Danny McLaughlin winces when he sees someone fuss over a cup of coffee that has too
much cream in it, or if it’s not the perfect temperature. When he was deployed in Afghanistan in 2007, he would have given anything for a simple cup of coffee, with or without imperfections.
His friend and roommate Justin Schneider, who also spent a year deployment in Afghanistan in 2007, said that’s one of the first things he noticed when he came home from war — how much people “sweat the small stuff.”
“We had worse things to worry about,” McLaughlin said.
Both men are now 26-years-old and juniors attending SDSU. They have each experienced war and are now trying to tackle another challenge: college.
Several students find transitioning back into school after being away on summer vacation for three months a daunting task, but for veteran students like McLaughlin and Schneider, coming back to school after serving time in a war overseas, where roadside bomb explosions and seeing your platoon members die is not an uncommon occurrence, is a whole different ballgame.
McLaughlin completed five semesters at SDSU before his two tours in Afghanistan, but when he returned home he found he had to start from scratch, just as if he was a senior in high school applying to college for the first time.
“It’s a big pain,” he said. “I had already been through the process the first time and here I am, 26 years old, going to Freshmen Orientation all over again.”

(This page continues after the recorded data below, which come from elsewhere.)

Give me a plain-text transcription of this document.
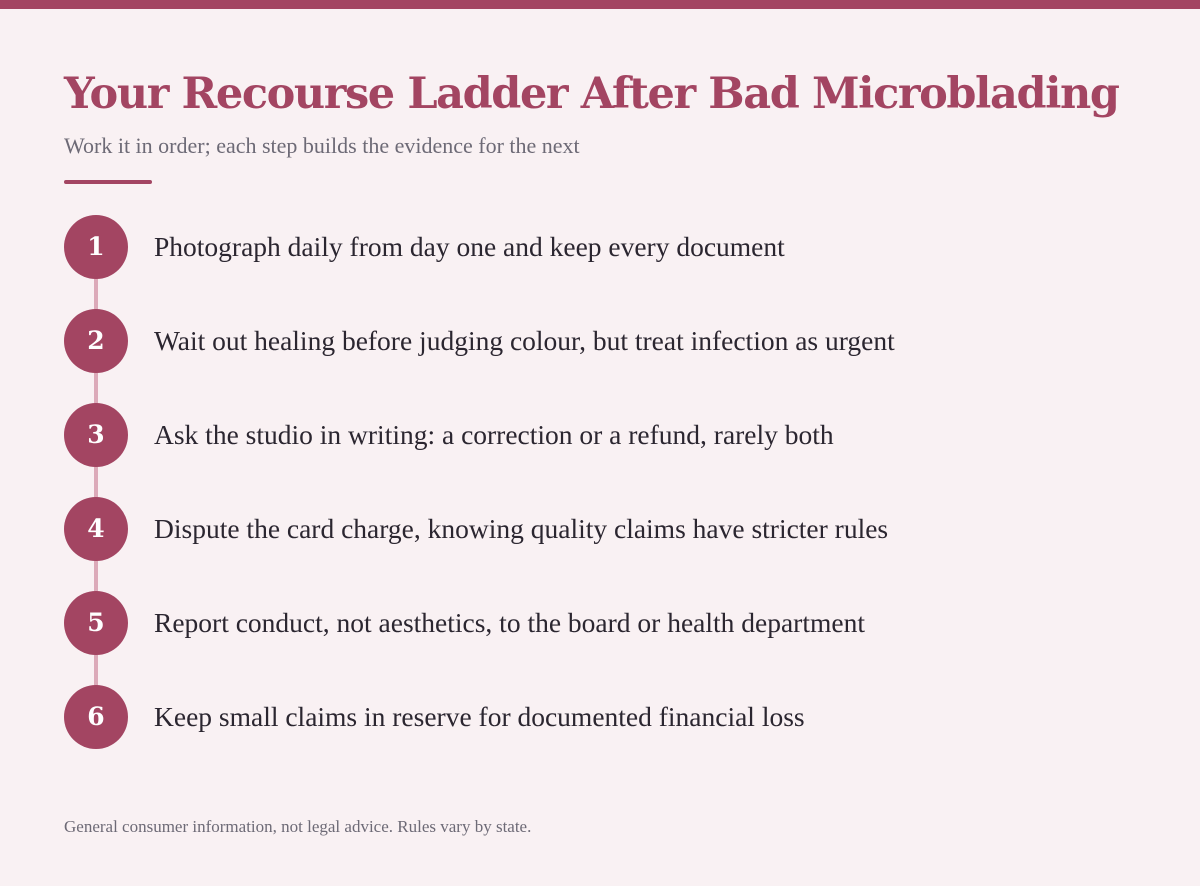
Your Recourse Ladder After Bad Microblading

Work it in order; each step builds the evidence for the next

1	Photograph daily from day one and keep every document
2	Wait out healing before judging colour, but treat infection as urgent
3	Ask the studio in writing: a correction or a refund, rarely both
4	Dispute the card charge, knowing quality claims have stricter rules
5	Report conduct, not aesthetics, to the board or health department
6	Keep small claims in reserve for documented financial loss

General consumer information, not legal advice. Rules vary by state.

He said Freshmen Orientation is not as helpful to veteran students. The information veterans need is not covered thoroughly in the orientation.
Last fall, the Armed Forces Association put together a veteran’s orientation to try to solve this problem. But it was deemed unsuccessful, as only one veteran showed up.
“The problem is, we don’t know who is a veteran at SDSU and who isn’t so we couldn’t reach out to them as much as we want to,” said Andy Ellis, the adviser to the AFA. “Most of the people in our group have found us by chance.”
Schneider said the most stressful process veterans face is returning to the classroom and becoming “normal” again.
“What’s normal to us isn’t what is normal to everyone else,” he said. “I was used to knowing what tomorrow, next week, next month, would be like and now that I have the ability to plan my own schedule, my own life, it’s difficult.”
Ellis said this is not unusual for veterans who are returning to the collegiate setting and many veterans find support by interacting with like-minded individuals at the AFA, which meets every other Wednesday in the basement of Sully’s Irish Pub.
“Some members have said they were at the bottom of the barrel and felt depressed because they felt like they were alone in a mass of students who they couldn’t relate to,” he said. “Our group is about camaraderie.”
Physically sitting in class comes with its challenges for McLaughlin and Schneider. Both faced injury while in battle. Schneider suffered a back and knee injury that resulted in surgery last September. He also says he hears a constant ringing in his ears if he’s inside a room that’s too quiet.
“You can’t imagine how annoying that is,” he said.
Schneider sits in the front of the classroom because he is distracted by others talking or texting.
“I don’t do well with distractions. I swear, my attention level is about half what it used to be,” he said.
McLaughlin suffered a traumatic brain injury, or TBI, when a roadside bomb stuck him and his platoon members. The injury affected his ability to remember and comprehend things as quickly as he once did. He also endured many concussions due to close contact with seven roadside bombs and four rockets. He believes this may also have affected his ability to learn and remember.
“You have to teach yourself how to learn again, how to study, how to go to school,” he said. “I have to try harder to remember because my memory is so bad — might be why my hearing is so bad, too.”
Ellis said along with injury and distractions, veterans can have opportunities where the classroom in general can overwhelm them.
“Taking a person from active duty and sticking them back into the collegiate setting can be a really tough transition,” Ellis said.
Along with getting through college academically, McLaughlin and Schneider have had their share of social struggles. Having been a world away in a land filled with war, relating to other students can be difficult.
“People think they know about war because they play a video game based off of war, but the war we were in was real,” said McLaughlin. “When we were there the guts were on us and our friends didn’t come back on the next level if they died. Once they were gone, they were gone.”
Also, for a year they lived and saw the same people day-in and day-out and platoon members “became family” so both men have found adjusting to a new place without them challenging.
It’s hard for old friends to connect, said Schneider. Troops cannot call home often, so many times they miss important moments such as marriages, job promotions and moving to a new place.
“People’s lives continue when we are away and it’s hard to come back and connect with people like you did before you left. People change, we change — a lot happens in the course of a year,” said Schneider.
After graduating, McLaughlin wants to pursue federal law enforcement and practice forensic psychology. Schneider wants to use his agronomy major and help farmers be more efficient to get better yields.
Regardless of the trades they pursue, both men say the military has given them a maturity level beyond their years and an ability to deal with spur-of-the-moment issues.
“The military makes you grow up pretty fast,” said Schneider. “It has to.”